Answer: $M_{Jupiter} \approx 1.90 \times 10^{27}$ kg

Check: Actual mass of Jupiter = $1.898 \times 10^{27}$ kg — excellent agreement!

This is how astronomers find masses of distant planets!

Quick Revision Box

LawKey FormulaJEE Application
First Law$r = \frac{a(1-e^2)}{1+e\cos\theta}$Perihelion: $a(1-e)$, Aphelion: $a(1+e)$
Second Law$\frac{dA}{dt} = \frac{L}{2m}$$r_p v_p = r_a v_a$ (speed comparison)
Third Law$T^2 = \frac{4\pi^2}{GM}r^3$Finding T from r, or vice versa

Key Relations:

  • $T \propto r^{3/2}$
  • $v \propto r^{-1/2}$
  • $\omega \propto r^{-3/2}$

Special Values:

  • Earth’s orbit: $a = 1.5 \times 10^{11}$ m, $T = 365.25$ days, $e = 0.017$
  • Satellite at Earth’s surface: $T \approx 84$ minutes

Within Gravitation Chapter

Connected Chapters

Math Connections

Teacher’s Summary

Key Takeaways

  1. Three Laws, One Foundation: All three laws follow from Newton’s law of gravitation — observation led to theory!

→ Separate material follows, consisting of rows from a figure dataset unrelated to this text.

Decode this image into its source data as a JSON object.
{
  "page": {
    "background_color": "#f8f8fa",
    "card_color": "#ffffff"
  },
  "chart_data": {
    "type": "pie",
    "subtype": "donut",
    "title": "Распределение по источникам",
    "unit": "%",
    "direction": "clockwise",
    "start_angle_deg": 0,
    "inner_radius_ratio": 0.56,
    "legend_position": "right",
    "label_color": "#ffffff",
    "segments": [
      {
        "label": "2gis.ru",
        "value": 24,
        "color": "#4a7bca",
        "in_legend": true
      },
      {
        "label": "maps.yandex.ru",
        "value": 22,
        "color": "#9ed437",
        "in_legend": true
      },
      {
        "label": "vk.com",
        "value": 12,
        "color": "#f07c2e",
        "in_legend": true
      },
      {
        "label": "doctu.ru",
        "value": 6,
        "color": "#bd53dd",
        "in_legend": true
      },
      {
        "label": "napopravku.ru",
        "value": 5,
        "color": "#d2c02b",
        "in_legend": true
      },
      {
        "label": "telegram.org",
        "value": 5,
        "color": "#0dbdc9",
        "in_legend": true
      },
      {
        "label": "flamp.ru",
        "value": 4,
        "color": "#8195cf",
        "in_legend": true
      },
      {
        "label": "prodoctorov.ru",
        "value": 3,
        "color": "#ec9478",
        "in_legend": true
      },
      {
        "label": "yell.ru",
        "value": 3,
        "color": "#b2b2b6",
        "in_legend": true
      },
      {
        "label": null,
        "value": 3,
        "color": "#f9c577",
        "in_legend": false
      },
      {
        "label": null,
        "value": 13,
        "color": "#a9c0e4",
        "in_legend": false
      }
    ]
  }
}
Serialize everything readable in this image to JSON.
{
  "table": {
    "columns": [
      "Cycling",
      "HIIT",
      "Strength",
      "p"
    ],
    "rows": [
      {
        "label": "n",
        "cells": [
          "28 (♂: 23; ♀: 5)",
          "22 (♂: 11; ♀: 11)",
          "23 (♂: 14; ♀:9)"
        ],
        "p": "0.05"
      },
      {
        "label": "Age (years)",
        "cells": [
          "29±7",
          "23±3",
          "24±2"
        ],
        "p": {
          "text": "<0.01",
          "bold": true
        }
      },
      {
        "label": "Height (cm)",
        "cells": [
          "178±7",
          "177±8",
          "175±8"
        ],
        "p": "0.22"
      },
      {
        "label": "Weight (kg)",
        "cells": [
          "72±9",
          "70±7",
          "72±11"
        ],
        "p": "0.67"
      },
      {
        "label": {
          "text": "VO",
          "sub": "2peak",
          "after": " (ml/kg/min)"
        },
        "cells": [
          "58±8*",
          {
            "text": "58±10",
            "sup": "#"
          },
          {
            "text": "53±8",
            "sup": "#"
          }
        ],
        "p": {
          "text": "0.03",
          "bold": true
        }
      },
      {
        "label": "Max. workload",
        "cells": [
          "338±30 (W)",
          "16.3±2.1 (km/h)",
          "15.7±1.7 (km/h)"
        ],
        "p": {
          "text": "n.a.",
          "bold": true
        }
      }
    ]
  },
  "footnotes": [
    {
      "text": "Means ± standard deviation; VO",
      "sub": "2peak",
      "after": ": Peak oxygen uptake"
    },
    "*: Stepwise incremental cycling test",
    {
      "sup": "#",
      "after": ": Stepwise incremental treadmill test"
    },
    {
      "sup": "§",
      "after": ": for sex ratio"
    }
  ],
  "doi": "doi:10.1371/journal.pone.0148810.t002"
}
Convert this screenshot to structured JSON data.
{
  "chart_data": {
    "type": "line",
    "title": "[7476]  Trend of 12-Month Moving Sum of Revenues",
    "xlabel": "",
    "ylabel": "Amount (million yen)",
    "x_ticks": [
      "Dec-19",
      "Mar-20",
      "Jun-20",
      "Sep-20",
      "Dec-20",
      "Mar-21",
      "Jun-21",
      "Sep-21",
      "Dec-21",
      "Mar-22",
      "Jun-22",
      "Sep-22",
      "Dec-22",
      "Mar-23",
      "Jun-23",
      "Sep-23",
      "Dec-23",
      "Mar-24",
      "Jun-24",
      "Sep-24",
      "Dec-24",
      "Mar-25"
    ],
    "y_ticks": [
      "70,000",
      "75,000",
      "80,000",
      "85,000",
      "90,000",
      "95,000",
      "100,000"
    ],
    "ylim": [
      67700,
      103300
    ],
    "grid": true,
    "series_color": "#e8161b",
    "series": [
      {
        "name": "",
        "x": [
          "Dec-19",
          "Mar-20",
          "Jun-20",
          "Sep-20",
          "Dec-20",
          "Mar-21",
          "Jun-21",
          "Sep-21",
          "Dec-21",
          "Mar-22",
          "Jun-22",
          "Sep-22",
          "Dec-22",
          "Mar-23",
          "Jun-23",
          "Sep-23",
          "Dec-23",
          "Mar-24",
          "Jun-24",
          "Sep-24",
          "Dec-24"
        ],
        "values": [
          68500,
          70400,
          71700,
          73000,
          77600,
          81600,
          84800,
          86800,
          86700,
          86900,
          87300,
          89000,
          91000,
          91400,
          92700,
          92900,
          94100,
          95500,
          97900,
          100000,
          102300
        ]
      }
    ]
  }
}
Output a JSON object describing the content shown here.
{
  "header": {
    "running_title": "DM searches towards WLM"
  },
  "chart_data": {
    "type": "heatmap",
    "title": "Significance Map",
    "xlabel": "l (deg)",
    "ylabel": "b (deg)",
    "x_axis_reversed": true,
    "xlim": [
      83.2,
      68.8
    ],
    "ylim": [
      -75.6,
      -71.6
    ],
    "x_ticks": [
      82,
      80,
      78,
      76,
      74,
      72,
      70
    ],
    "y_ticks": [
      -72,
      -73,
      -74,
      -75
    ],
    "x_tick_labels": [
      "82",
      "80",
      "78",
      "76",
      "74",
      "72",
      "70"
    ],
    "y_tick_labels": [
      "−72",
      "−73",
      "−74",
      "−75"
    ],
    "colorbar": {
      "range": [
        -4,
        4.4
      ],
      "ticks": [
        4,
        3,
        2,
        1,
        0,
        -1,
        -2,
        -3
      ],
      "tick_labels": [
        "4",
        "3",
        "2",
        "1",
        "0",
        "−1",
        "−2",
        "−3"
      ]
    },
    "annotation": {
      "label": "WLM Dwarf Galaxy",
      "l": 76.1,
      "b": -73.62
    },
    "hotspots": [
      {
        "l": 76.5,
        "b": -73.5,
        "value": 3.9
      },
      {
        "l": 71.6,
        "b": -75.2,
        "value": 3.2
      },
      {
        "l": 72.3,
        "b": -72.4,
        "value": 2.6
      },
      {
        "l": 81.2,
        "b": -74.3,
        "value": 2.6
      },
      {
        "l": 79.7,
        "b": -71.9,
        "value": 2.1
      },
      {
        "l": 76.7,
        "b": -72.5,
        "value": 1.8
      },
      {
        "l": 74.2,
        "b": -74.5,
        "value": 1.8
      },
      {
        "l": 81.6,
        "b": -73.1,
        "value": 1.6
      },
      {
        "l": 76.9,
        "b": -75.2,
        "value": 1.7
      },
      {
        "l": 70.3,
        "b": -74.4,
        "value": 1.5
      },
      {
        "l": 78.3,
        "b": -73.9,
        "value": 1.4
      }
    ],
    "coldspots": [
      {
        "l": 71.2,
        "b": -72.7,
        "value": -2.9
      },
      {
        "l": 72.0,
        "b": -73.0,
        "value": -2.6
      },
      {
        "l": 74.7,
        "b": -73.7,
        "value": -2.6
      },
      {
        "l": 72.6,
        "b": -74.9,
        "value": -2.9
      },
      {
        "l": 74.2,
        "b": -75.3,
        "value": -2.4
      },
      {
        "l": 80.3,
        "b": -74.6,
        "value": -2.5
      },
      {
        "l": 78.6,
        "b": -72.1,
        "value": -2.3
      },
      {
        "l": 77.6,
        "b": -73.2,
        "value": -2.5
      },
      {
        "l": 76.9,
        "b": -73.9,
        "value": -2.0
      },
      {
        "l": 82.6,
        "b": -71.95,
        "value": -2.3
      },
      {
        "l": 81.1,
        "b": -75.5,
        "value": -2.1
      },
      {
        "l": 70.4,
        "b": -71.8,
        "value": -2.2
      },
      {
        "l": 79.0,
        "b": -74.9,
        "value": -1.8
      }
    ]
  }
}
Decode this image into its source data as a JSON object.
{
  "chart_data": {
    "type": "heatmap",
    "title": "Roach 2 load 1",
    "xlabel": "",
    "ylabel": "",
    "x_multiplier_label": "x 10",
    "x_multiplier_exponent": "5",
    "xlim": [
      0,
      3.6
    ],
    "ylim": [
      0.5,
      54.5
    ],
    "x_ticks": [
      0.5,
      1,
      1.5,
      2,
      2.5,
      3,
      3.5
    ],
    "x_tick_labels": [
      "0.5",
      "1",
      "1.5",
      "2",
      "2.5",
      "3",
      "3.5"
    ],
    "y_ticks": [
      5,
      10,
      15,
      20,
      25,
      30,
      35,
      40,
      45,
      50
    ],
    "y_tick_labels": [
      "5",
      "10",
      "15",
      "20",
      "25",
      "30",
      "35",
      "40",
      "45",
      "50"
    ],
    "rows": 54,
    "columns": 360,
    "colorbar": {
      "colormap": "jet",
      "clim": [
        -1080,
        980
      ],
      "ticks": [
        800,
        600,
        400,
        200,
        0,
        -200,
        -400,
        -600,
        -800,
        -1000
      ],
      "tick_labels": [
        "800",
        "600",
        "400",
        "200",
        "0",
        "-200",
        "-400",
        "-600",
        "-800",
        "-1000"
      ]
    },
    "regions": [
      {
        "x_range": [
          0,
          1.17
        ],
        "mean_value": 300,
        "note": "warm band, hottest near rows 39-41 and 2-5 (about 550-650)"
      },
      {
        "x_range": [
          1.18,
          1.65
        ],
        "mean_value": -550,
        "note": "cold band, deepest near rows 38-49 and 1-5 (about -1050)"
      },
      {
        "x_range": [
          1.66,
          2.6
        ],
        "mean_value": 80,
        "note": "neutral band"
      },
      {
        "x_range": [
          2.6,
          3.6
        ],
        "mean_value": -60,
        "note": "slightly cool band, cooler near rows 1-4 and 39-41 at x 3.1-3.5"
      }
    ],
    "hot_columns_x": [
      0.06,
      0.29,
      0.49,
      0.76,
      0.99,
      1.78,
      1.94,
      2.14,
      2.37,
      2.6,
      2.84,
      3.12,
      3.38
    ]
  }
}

  2. First Law: Orbits are ellipses (circles are special case) — Sun at one focus, not center

  3. Second Law: Equal areas = Conservation of angular momentum — faster when closer to Sun

  4. Third Law: $T^2 \propto r^3$ — THE most important for JEE calculations! Know it cold.

  5. Universal Application: Same laws govern planets, moons, satellites, binary stars — from solar system to galaxies

“Kepler looked at data and found patterns. Newton explained WHY those patterns exist. You must know both — the WHAT (Kepler’s laws) and the WHY (Newton’s derivation). Master this, and the cosmos becomes predictable!”